Między Carterem a Giancarlo rodzi się prawdziwa Przyjaźń. Nauczyciel wraca myślami do swojej przeszłości, oczami wyobraźni widzi w Carterze trochę siebie sprzed lat. Sentymentalna podróż zawsze kończy się jednak kiedy przepytuje Cartera z kolejnej partii materiału.

wpid-wp_20160217_11_35_21_pro_e

Lekcje włoskiego to przede wszystkim lekcje życia. Dla obu bohaterów zgoła odmienne.
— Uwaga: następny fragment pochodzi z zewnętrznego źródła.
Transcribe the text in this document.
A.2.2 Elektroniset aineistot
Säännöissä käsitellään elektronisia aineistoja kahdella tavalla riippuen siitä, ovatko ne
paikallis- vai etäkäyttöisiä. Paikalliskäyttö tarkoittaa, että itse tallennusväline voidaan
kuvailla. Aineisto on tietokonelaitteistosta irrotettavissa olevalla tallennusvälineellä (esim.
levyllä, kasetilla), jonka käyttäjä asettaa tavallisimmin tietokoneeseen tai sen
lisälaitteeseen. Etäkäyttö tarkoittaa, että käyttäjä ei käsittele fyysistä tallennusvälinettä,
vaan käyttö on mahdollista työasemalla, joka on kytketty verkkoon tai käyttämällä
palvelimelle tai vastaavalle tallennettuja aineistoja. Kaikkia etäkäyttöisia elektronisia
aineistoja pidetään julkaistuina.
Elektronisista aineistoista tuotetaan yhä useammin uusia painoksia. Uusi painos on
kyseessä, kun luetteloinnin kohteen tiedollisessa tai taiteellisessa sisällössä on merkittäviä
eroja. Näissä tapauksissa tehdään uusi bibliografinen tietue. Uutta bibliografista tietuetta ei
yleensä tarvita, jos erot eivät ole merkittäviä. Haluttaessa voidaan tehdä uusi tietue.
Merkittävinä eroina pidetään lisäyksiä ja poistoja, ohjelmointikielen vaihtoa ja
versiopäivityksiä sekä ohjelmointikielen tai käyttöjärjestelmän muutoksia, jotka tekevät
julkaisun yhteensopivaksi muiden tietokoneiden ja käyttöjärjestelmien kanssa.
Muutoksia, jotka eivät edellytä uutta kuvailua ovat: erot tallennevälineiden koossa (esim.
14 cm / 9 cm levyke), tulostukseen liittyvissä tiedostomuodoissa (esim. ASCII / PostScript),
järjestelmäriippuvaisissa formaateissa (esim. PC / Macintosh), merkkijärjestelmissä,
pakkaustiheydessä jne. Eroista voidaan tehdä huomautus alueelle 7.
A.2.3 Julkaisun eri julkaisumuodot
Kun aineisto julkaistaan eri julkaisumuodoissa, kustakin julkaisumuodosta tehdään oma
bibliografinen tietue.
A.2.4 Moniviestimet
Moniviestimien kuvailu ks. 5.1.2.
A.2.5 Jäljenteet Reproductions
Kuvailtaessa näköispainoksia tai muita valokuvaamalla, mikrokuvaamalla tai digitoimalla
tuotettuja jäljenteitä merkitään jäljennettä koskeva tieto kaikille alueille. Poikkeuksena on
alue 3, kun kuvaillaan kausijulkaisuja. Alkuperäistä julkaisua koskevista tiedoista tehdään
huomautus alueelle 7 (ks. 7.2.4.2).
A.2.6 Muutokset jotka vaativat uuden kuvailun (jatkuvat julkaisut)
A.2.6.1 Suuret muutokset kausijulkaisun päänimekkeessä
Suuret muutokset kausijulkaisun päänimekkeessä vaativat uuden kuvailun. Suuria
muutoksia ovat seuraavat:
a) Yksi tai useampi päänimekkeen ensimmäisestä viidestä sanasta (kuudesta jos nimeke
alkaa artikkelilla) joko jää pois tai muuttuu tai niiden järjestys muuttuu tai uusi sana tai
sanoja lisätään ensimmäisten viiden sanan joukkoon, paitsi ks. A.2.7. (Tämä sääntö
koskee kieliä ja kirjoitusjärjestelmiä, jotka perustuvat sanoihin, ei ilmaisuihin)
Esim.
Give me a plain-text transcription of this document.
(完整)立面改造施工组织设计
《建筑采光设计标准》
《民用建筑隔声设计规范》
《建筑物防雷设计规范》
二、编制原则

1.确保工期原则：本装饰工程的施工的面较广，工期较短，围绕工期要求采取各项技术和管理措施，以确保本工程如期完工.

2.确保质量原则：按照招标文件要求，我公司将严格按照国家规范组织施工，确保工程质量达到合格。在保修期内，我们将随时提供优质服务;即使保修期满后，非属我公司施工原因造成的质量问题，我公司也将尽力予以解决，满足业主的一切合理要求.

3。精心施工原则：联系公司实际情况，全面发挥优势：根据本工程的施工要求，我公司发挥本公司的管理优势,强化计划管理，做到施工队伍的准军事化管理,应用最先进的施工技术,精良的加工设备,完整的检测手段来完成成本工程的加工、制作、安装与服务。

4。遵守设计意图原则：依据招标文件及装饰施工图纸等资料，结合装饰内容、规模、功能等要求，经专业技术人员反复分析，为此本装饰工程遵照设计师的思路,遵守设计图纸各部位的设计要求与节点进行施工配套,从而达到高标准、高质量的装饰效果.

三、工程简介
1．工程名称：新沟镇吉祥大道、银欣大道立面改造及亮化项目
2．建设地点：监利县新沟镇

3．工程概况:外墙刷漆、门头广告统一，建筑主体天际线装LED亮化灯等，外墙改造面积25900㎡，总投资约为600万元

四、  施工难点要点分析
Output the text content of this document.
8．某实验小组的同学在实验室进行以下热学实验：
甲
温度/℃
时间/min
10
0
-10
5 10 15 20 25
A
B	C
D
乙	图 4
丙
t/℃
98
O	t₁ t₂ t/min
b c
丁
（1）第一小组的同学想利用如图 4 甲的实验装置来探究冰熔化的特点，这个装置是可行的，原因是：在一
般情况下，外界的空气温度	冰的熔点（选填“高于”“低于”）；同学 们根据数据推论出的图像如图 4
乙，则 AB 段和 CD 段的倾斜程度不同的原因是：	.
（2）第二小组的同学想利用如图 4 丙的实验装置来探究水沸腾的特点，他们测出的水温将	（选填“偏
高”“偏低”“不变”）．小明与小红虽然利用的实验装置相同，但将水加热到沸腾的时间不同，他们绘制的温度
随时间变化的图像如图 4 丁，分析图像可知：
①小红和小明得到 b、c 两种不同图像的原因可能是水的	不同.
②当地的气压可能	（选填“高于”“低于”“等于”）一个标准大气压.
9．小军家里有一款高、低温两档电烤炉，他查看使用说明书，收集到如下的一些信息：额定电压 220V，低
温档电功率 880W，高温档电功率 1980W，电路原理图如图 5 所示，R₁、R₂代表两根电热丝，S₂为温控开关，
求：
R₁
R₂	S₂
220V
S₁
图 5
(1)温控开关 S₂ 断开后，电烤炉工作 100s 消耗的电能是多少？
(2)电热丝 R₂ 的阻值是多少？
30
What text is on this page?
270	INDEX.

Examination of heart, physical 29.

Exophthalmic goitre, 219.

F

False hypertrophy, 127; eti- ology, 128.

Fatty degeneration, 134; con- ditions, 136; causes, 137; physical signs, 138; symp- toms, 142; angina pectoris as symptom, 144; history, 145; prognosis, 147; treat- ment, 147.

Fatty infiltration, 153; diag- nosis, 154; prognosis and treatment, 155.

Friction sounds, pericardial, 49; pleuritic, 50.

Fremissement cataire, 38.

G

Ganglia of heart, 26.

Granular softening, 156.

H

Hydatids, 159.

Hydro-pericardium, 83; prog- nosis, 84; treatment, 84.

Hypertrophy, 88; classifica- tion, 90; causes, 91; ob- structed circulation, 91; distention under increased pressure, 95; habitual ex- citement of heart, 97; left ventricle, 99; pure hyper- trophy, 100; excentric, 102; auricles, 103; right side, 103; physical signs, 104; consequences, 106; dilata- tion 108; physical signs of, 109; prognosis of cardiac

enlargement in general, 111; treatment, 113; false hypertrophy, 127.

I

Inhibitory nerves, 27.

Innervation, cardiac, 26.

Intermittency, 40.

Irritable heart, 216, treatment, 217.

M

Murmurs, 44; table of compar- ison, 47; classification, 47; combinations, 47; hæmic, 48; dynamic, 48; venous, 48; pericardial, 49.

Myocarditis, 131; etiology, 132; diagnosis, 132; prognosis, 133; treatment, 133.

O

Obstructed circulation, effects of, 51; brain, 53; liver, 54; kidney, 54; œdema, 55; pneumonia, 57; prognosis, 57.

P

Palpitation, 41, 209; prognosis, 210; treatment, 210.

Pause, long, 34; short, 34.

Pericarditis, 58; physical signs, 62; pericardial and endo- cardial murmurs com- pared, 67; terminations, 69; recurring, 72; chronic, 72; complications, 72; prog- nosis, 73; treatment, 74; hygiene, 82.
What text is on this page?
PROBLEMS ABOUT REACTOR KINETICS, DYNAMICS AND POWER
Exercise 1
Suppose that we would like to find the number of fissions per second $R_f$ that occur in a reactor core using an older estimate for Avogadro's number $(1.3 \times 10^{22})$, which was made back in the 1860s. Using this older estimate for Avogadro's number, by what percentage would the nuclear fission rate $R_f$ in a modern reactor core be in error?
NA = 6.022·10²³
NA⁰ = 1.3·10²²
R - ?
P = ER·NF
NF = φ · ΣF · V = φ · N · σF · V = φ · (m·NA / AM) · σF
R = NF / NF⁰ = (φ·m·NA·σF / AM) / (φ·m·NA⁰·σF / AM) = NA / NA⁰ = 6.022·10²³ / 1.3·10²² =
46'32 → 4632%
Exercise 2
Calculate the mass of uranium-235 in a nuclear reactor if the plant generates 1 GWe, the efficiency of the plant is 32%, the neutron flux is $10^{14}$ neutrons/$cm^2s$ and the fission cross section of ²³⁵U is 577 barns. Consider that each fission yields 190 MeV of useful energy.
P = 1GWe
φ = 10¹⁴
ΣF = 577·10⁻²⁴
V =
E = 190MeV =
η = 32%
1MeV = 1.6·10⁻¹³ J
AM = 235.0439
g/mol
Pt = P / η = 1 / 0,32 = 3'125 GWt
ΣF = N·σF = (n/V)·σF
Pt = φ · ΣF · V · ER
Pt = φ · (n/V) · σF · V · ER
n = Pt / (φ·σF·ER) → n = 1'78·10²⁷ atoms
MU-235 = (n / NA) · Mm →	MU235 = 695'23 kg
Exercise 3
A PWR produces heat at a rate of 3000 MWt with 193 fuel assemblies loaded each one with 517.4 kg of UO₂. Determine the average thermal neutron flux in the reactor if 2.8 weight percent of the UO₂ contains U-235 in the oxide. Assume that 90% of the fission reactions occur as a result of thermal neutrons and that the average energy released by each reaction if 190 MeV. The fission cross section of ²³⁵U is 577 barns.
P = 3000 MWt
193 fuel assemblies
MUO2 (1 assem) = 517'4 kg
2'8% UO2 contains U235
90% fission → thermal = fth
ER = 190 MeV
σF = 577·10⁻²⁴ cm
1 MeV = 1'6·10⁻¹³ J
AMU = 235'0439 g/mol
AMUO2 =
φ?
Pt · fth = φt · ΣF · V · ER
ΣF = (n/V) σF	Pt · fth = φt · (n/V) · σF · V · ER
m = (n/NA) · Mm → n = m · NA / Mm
Ale każdy z tych lekcji wynosi coś dla siebie. „Urzekająca opowieść o przyjaźni, sile rodzinnych więzi i cudownej, włoskiej prowincji, dokąd…prowadzą wszystkie drogi”…

Niech fragment będzie najlepszą zachętą do przeczytania książki:

– Chcę nauczyć się włoskiego.
– A skąd ten pomysł przyszedł panu do głowy?
– Właściwie trudno to wyjaśnić…chodzi o to, że…że ostatnio zainteresowała mnie włoska kultura. Chciałbym się czegoś więcej o niej dowiedzieć.
– No, niech mi pan powie…jak jej na imię?